Polycystic Ovary Syndrome (PCOS): Due to significant hormonal fluctuations in PCOS patients, window instability is increased. Hormone levels should be stabilized before ERA to ensure accurate results.

History of Uterine Surgery: Multiple uterine procedures (e.g., curettage, polypectomy, adhesiolysis) may damage the basal layer of the endometrium, affecting receptivity. ERA can be one assessment tool but should be combined with endometrial thickness and morphology for comprehensive evaluation.

11. Frequently Asked Questions

High-Frequency Patient Questions

  • Is the ERA test painful? Most patients experience mild cramping or abdominal discomfort similar to menstrual pain during the biopsy, lasting about 1-2 minutes. Normal activities can be resumed afterward.
  • Does ERA affect subsequent transfers? No. The ERA cycle does not involve embryo transfer, and the biopsy has a minor, localized effect on the endometrium, which recovers by the next cycle.
  • How accurate is the ERA test? Current data shows ERA has an accuracy of 85%-92% for identifying window displacement, but there is a 5%-10% rate of false negatives or false positives.
  • Does ERA guarantee implantation? No. ERA only optimizes transfer timing. It cannot resolve issues like embryonic chromosomal abnormalities, immune rejection, or thrombophilia.
  • Does ERA need to be repeated?

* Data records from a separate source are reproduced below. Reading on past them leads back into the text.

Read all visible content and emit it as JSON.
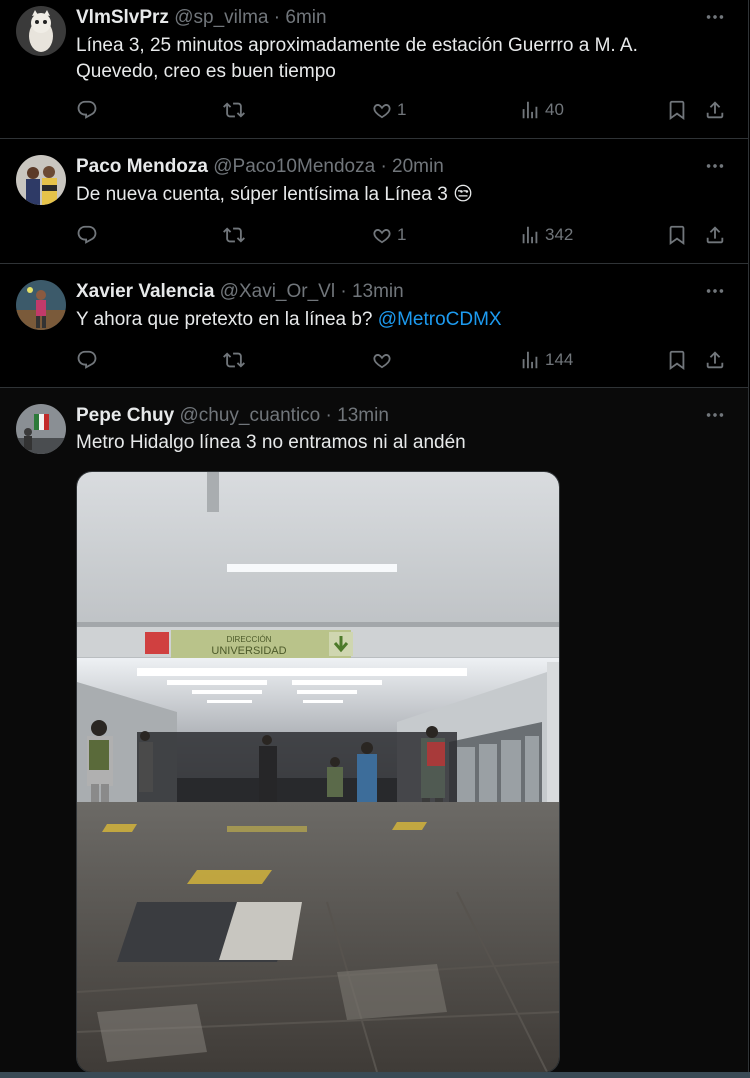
{
  "tweets": [
    {
      "name": "VlmSlvPrz",
      "handle": "@sp_vilma",
      "time": "· 6min",
      "text": "Línea 3, 25 minutos aproximadamente de estación Guerrro a M. A. Quevedo, creo es buen tiempo",
      "retweets": "",
      "likes": "1",
      "views": "40"
    },
    {
      "name": "Paco Mendoza",
      "handle": "@Paco10Mendoza",
      "time": "· 20min",
      "text": "De nueva cuenta, súper lentísima la Línea 3",
      "emoji": "😒",
      "retweets": "",
      "likes": "1",
      "views": "342"
    },
    {
      "name": "Xavier Valencia",
      "handle": "@Xavi_Or_Vl",
      "time": "· 13min",
      "text": "Y ahora que pretexto en la línea b?",
      "mention": "@MetroCDMX",
      "retweets": "",
      "likes": "",
      "views": "144"
    },
    {
      "name": "Pepe Chuy",
      "handle": "@chuy_cuantico",
      "time": "· 13min",
      "text": "Metro Hidalgo línea 3 no entramos ni al andén"
    }
  ],
  "photo": {
    "sign_line1": "DIRECCIÓN",
    "sign_line2": "UNIVERSIDAD"
  },
  "colors": {
    "background": "#000000",
    "text": "#e7e9ea",
    "muted": "#71767b",
    "link": "#1d9bf0",
    "divider": "#2f3336"
  }
}
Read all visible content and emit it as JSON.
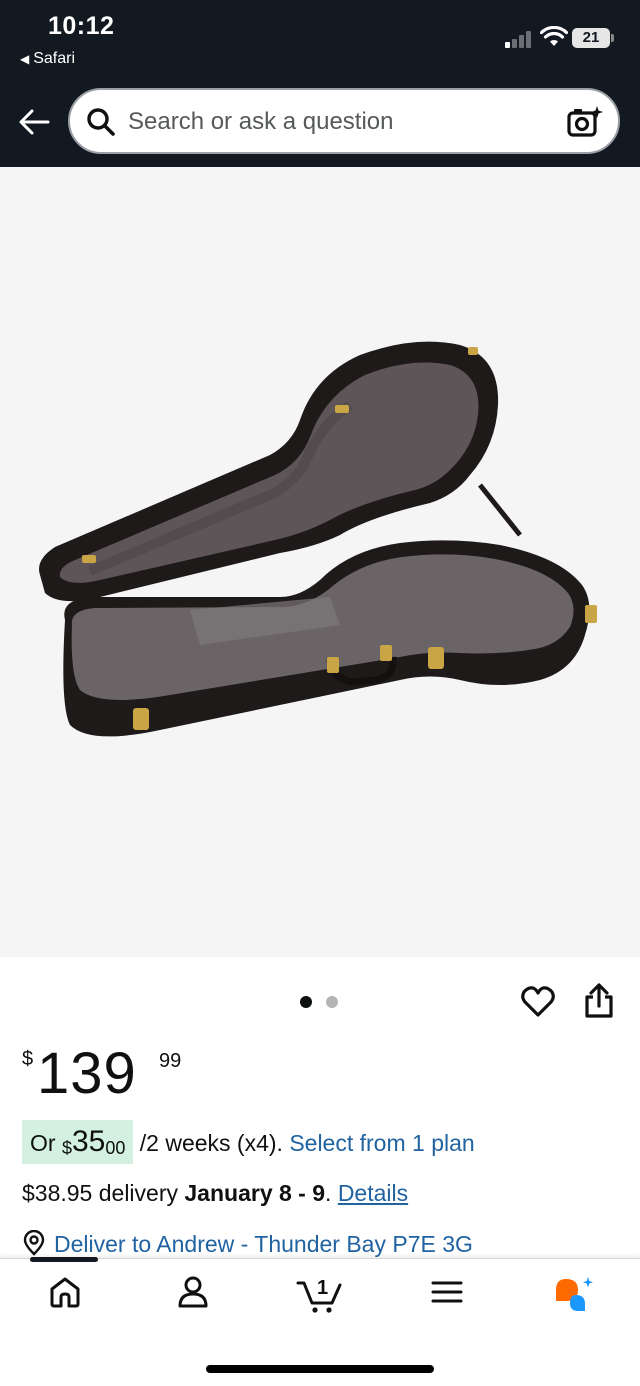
{
  "status_bar": {
    "time": "10:12",
    "back_app": "Safari",
    "battery": "21"
  },
  "search": {
    "placeholder": "Search or ask a question"
  },
  "carousel": {
    "total_images": 2,
    "active_index": 0
  },
  "product": {
    "price_currency": "$",
    "price_whole": "139",
    "price_fraction": "99",
    "plan": {
      "prefix": "Or ",
      "currency": "$",
      "amount_whole": "35",
      "amount_fraction": "00",
      "term": "/2 weeks (x4).",
      "link": "Select from 1 plan"
    },
    "delivery": {
      "cost_text": "$38.95 delivery",
      "dates": "January 8 - 9",
      "period": ".",
      "details_link": "Details"
    },
    "deliver_to": "Deliver to Andrew - Thunder Bay P7E 3G"
  },
  "bottom_nav": {
    "items": [
      {
        "name": "home",
        "icon": "home-icon"
      },
      {
        "name": "account",
        "icon": "person-icon"
      },
      {
        "name": "cart",
        "icon": "cart-icon",
        "count": "1"
      },
      {
        "name": "menu",
        "icon": "menu-icon"
      },
      {
        "name": "assistant",
        "icon": "rufus-icon"
      }
    ],
    "active": "home"
  },
  "colors": {
    "header_bg": "#131921",
    "link": "#2162a1",
    "plan_highlight": "#d3f0e1",
    "assistant_orange": "#ff6a00",
    "assistant_blue": "#1a98ff"
  }
}
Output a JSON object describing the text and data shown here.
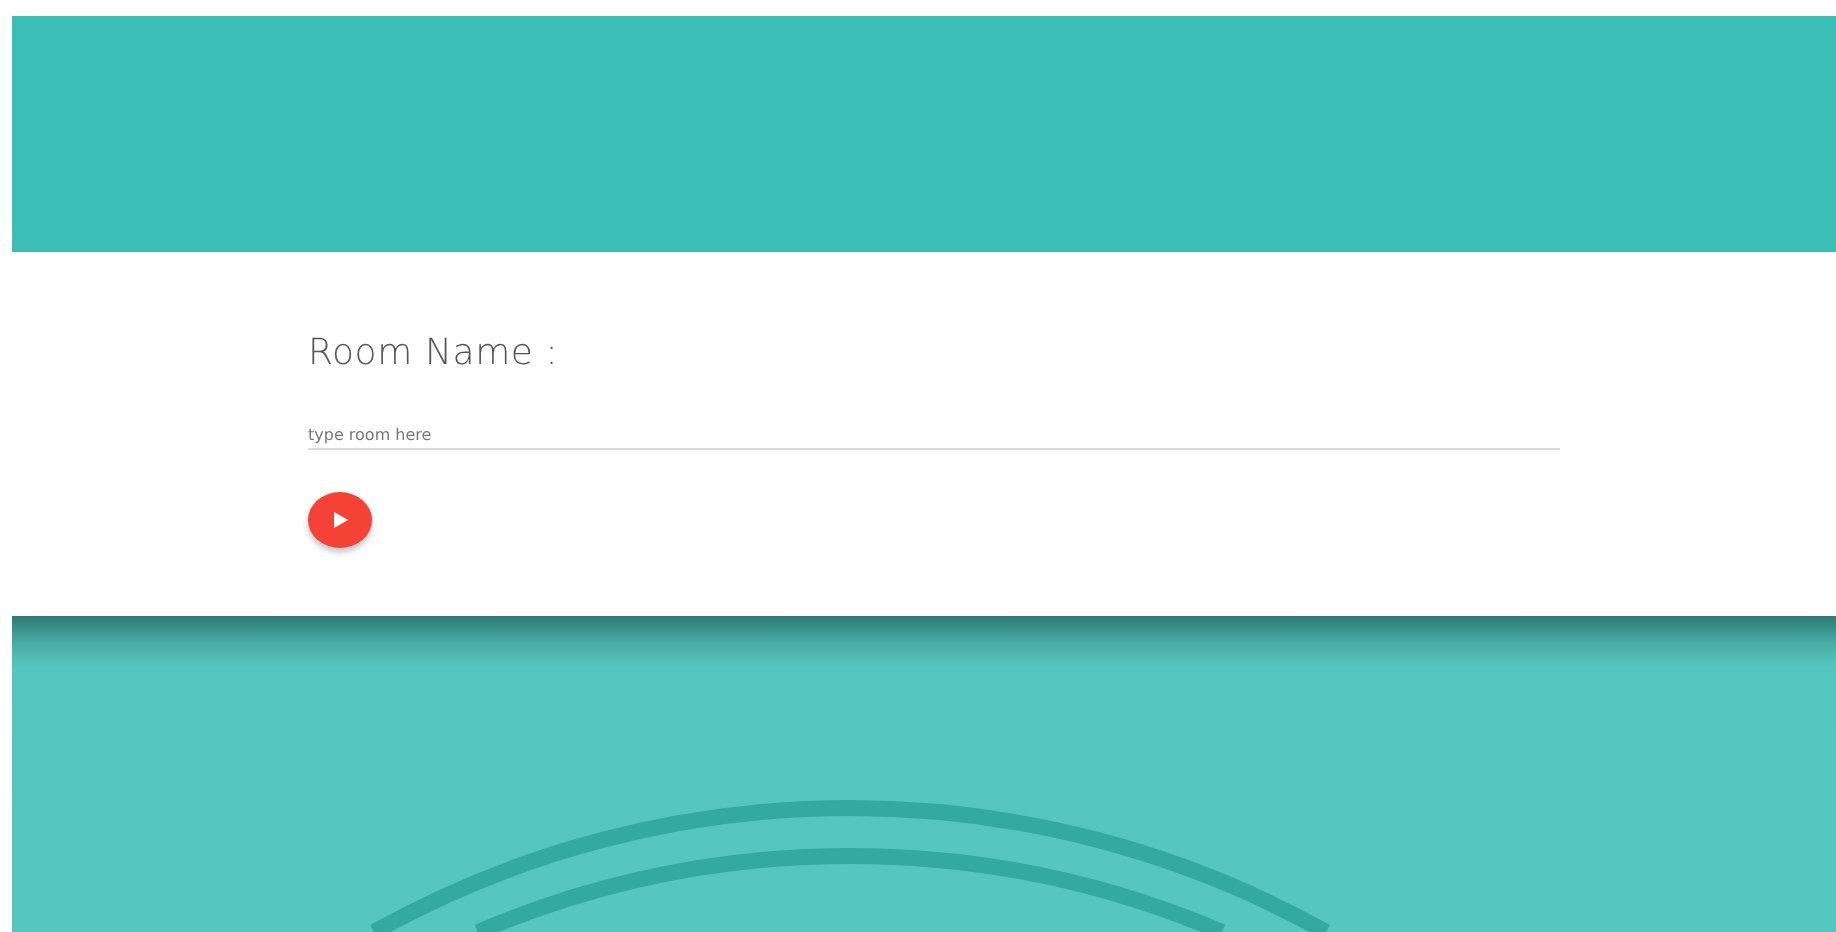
{
  "form": {
    "label": "Room Name :",
    "room_field": {
      "placeholder": "type room here"
    }
  }
}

If implantation still fails after adjusting transfer timing, or if persistent window instability is suspected, some doctors may recommend repeating the test.
12. Practitioner's Observation

Reproductive Specialist's Perspective: The Real Clinical Role of ERA

In clinical practice, ERA is a valuable "precision diagnostic tool," but it is not a panacea. It is most suitable for patients who have undergone thorough investigations (normal embryos, normal uterine cavity, normal immune status) and still experience recurrent implantation failure. For this group, ERA can increase implantation rates from 20%-30% to 40%-55%, a significant improvement.

However, it is important to note that about 50%-60% of patients with recurrent implantation failure have a normal ERA result, indicating other causes for failure. In such cases, doctors need to investigate further into embryonic factors, the endometrial microbiome, immunological factors, or male factors. Therefore, ERA should be seen as one piece of the "diagnostic puzzle," not the endpoint.

End: Risk Reminder

Risk Reminder:

ERA is an invasive procedure with potential risks including post-operative infection, bleeding, and endometrial injury (overall incidence about 0.5%-1%). Discuss thoroughly with your doctor before the procedure to confirm you have appropriate indications. Additionally, ERA results reflect only a single cycle and may not fully represent the window status of all cycles. After testing, an individualized transfer plan should be developed under medical guidance, avoiding over-reliance on the test result while neglecting other influencing factors.

Reference Note

This article is compiled based on publicly available clinical data in the field of assisted reproduction and practices in domestic reproductive centers. Please consult your specific hospital for actual diagnosis and treatment plans.